By early November, I’d finally managed to disentangle myself from our friendship a little bit; Ryan and I were talking less, which seemed to help with my anxiety. Until the day when, for the first time in what felt like weeks, texts from him began appearing on my phone screen — and then didn’t stop. I read message after frantic message: He was quitting Twitter. One of his misogynistic posts (there were many, a fact I tried to overlook in our early days) had finally pissed off enough people. Women started talking about how they felt harassed online by him. The baseball blogs he wrote for, his source of income, started letting him go. I felt bad, kind of, but I felt more of a kinship with the women he’d wronged. I didn’t send him the reassurances I thought he was looking for.
The next day I received a text from another Twitter friend of mine. He and a few others wanted to track down Ryan’s wife. They were worried for her and their kids, and wanted to make sure she knew what was going on in his online world. I agreed to help them look for her.
Between the five of us, it didn’t take us very long to realize that we were not going to find Ryan’s wife.
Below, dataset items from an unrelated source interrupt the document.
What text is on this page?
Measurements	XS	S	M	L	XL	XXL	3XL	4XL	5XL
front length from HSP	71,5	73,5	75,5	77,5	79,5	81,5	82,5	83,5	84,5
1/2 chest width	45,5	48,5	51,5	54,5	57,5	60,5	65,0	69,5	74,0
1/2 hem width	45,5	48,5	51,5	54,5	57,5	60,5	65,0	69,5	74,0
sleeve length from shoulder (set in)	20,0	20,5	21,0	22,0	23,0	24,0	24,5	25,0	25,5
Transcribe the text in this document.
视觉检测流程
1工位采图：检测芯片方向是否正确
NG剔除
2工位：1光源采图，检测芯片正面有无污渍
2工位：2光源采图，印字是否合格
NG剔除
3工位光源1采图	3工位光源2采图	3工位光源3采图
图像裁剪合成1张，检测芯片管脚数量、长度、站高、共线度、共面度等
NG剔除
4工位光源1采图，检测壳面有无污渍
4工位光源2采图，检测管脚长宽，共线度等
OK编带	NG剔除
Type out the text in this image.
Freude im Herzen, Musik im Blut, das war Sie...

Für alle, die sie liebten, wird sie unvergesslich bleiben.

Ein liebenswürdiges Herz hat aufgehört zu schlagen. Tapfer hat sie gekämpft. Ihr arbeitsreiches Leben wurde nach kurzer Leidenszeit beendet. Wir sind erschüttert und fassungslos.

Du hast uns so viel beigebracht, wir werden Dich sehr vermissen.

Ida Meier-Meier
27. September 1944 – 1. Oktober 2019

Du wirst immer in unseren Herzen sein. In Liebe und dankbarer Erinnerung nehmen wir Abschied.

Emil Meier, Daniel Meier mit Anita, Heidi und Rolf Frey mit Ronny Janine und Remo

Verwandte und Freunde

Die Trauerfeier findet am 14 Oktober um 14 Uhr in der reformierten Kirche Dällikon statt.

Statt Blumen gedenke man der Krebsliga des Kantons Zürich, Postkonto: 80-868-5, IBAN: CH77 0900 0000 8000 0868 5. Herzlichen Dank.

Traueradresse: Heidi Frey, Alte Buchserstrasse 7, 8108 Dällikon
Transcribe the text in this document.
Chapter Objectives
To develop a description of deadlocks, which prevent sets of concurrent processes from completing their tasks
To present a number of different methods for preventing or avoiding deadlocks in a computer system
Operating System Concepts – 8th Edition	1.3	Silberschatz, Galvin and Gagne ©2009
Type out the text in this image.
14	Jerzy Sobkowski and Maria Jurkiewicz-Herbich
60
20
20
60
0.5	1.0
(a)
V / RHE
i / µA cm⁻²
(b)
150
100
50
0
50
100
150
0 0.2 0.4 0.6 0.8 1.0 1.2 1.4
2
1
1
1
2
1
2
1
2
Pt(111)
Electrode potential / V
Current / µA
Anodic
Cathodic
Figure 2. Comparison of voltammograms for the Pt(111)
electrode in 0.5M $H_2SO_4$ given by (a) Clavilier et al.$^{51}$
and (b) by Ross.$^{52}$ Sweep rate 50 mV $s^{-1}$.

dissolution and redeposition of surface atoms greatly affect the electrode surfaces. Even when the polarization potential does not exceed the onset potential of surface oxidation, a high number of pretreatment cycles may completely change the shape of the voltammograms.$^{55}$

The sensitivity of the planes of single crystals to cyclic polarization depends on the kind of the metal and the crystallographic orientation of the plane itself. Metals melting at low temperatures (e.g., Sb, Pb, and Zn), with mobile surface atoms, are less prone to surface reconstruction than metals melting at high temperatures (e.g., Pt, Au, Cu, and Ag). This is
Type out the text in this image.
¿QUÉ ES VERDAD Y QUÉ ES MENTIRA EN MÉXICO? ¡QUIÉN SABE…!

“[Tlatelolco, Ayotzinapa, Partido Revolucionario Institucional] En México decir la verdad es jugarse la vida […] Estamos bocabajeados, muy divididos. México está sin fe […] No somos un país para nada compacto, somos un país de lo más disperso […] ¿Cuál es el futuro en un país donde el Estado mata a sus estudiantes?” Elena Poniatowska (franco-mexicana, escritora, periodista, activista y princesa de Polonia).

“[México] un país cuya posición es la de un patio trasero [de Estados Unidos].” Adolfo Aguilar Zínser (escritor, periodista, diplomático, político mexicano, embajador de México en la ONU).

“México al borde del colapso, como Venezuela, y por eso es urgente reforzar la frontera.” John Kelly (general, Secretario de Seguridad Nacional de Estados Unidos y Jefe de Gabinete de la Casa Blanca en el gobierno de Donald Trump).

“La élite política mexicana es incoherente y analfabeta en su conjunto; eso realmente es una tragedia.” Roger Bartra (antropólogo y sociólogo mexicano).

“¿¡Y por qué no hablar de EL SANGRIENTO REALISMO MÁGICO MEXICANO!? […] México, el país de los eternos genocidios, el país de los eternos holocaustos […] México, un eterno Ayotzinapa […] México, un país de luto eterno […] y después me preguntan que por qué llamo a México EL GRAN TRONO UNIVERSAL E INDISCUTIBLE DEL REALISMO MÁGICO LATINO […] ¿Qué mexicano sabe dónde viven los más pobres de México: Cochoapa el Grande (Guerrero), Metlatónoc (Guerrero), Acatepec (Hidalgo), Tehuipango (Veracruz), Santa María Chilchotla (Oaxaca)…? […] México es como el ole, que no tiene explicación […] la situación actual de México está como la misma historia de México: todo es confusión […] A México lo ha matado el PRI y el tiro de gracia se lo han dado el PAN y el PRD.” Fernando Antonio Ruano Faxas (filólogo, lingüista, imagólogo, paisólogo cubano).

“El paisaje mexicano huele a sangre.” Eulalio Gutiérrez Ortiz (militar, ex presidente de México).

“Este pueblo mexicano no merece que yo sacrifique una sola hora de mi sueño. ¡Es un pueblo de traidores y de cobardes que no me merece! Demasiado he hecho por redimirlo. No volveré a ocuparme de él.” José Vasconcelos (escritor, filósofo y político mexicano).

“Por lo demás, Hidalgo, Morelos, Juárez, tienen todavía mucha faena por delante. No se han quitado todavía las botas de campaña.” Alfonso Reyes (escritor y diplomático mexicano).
After a few hours, we realized we weren’t going to find Ryan, either — because Ryan, we discovered when we finally confronted him, was a 21-year-old woman who had first created this fake identity eight years ago. She wanted to write about baseball, she said, and all the bylines she saw at the sites she read belonged to men older than herself. So she became one. We had all fallen prey to a long con.
What followed felt almost like a dream. I messaged a few women I knew who had similar relationships with Ryan so they wouldn’t be blindsided, then I posted something on Twitter about how this baseball writer I’d befriended had been a figment of someone else’s imagination. The retweets started off slowly, and then became a hurricane. My DMs filled with publications reaching out for interviews. I chose to do one, with Deadspin, because I trusted the writer. I began getting emails from producers at the show Catfish.
Things died down soon enough, and so did my anger and my hurt. Processing my own emotions was difficult. I felt an unbelievable sense of loss. I also still felt a strange loyalty to my friend, an inability to fully cut our relationship out of my life. I missed it. Eventually, I worked up the nerve to send “Ryan” a text. Music was one thing we’d often discussed early in our friendship, so I started with an easy opener:
“How did you like the new Taylor Swift album?”
And then we had a conversation, our first real one.
When I went through a bout of acid reflux a few weeks later, I sent “Ryan” another text: What was the stuff she had once recommended I take for it?
We don’t speak nearly as often as we used to, and I still tread carefully in our interactions, constantly questioning what’s real and what’s not. But much of our friendship, I’ve found, was always genuine. I got along with “Ryan” because I get along with the woman pretending to be him.
My new friend feels a lot of guilt and remorse for what she did to me and to so many others, but she also feels relief. Relief that she can finally be herself. She says she’s going to therapy. People always ask me: How do you actually know? How do you know she isn’t still fooling you? The answer is that I don’t. But sometimes what you need after an experience as strange as this is someone to talk to about it, someone who knows exactly what happened. She’s the only one I have who does.